The picture from Revelation is a
church made up of people from every nation, tribe, people and language. So it must be for us as God builds his church
in this place and the Lord adds to our number those he is saving—that our
hearts and arms are welcome to all people.
We are a fairly homogenous congregation
when it comes to the ethnic makeup of our membership, but brothers and sisters,
our community is not. 38.5% of the
population of San Angelo is Hispanic and so as we think about reaching out into
our community, we must look at it with the Lord’s eyes who saw every person as
someone who need to hear the Good News and come to him in faith. The Bible says that Jesus:
came and
preached peace to you who were far off and peace to those who were near. For through him we both
have access in one Spirit to the Father. So then you
are no longer strangers and aliens, but you are fellow citizens with the saints
and members of the household of God, built on the
foundation of the apostles and prophets, Christ Jesus himself being the
cornerstone, in whom the whole structure, being joined
together, grows into a holy temple in the Lord. In him
you also are being built together into a dwelling place for God by the Spirit.
Humanly
speaking, when it comes to building the church, we can hire the right staff and
call the right workers and develop long range plans and adapt our worship style
and music choices and especially try to avoid doing things that tear down the
church rather than build it up.
But it is God who builds the church with
all kinds of people, in his Son Jesus Christ, and he does that in only one
way: through the proclamation of the
Gospel of peace that is found in the death and resurrection of Jesus
Christ.
That’s it—the whole thing—and it always
has been. There may be twenty thousand
people sitting in your arena but if they have not heard and believed the gospel
of Jesus Christ you do not have, in that place, the church that God is building.
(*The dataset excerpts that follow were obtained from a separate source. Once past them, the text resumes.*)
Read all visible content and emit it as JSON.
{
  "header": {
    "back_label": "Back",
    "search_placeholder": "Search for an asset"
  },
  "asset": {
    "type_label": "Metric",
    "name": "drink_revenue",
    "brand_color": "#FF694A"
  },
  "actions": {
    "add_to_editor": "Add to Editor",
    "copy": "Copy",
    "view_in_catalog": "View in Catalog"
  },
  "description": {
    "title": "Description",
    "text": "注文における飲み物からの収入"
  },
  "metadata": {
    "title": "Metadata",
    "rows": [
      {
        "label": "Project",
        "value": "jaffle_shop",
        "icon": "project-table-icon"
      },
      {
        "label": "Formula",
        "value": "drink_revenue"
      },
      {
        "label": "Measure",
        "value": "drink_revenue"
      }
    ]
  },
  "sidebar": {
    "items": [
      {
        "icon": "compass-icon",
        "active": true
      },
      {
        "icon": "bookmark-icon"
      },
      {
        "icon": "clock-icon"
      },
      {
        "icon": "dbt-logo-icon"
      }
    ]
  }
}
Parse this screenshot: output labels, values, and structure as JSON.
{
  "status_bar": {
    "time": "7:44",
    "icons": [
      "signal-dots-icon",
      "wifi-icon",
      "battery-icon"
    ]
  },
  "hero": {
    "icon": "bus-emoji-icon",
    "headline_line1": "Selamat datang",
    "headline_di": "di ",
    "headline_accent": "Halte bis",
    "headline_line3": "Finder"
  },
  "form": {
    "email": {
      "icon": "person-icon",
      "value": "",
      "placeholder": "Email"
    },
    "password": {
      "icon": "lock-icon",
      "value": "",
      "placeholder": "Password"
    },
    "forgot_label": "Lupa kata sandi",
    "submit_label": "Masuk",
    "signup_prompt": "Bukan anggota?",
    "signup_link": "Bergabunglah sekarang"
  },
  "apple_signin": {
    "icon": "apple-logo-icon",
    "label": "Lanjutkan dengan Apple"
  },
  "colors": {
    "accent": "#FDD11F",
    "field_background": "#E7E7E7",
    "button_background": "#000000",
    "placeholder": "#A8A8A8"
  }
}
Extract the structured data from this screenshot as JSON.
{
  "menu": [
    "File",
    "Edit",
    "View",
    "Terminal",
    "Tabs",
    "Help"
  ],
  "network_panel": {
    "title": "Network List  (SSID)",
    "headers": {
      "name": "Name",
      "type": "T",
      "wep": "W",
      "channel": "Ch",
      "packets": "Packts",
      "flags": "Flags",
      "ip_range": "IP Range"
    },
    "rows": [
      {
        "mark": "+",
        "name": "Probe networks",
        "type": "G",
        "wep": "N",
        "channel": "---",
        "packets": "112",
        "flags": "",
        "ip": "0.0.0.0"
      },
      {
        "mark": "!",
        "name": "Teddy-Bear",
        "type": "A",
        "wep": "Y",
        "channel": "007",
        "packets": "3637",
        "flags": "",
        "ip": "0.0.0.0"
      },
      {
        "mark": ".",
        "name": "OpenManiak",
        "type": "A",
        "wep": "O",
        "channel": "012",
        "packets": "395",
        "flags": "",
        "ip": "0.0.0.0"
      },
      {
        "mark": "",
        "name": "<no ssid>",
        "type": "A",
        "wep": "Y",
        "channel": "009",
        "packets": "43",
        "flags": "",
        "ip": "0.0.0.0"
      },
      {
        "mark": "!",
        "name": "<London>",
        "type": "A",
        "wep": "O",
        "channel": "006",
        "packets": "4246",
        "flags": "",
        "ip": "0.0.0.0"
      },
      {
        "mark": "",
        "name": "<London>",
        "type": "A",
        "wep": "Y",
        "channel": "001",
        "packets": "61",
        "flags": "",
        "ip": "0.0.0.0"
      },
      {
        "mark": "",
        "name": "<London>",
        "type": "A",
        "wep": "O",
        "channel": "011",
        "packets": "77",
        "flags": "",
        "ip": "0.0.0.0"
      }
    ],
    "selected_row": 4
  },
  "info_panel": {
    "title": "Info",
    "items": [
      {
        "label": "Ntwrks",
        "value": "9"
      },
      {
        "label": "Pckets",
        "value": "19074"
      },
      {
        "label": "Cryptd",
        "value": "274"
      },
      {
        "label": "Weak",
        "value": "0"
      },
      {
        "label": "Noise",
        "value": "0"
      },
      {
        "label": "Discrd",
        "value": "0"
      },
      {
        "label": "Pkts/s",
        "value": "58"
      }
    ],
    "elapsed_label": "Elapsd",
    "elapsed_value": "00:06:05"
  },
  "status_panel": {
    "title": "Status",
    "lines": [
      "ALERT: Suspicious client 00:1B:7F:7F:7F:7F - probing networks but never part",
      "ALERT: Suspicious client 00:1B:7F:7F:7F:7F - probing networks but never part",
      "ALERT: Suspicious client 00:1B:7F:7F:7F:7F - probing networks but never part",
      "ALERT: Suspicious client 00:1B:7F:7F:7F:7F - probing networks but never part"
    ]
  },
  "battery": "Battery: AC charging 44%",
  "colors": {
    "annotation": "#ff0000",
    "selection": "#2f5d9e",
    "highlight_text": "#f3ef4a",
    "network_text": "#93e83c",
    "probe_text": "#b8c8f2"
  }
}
When Jesus commissioned to the apostles
to make disciples, he gave them the water and the Word of the Gospel. And that was enough! It was enough because God promised that the
Holy Spirit would work through these humble means and the humble lives of those
who used these means.
So it continues today. Through the Words of the prophets and
apostles the peace and hope we have in Jesus Christ is being proclaimed in this
place and throughout the world so that people ARE being joined together in the
church, a spiritual kingdom is growing, and the church is being built by God.
What a blessing it is to know that we
are also part of that building and joining together and that growing that the
Spirit is doing in this world! What a
comfort to know that we will one day take our place with those who are clothed
in the righteousness of Christ and enter into our heavenly home! And what a challenge we have to make sure
that we are doing all within our power to make sure that as many as possible on
our community of part of that eternal multitude who can say: salvation belongs to our God!. Amen.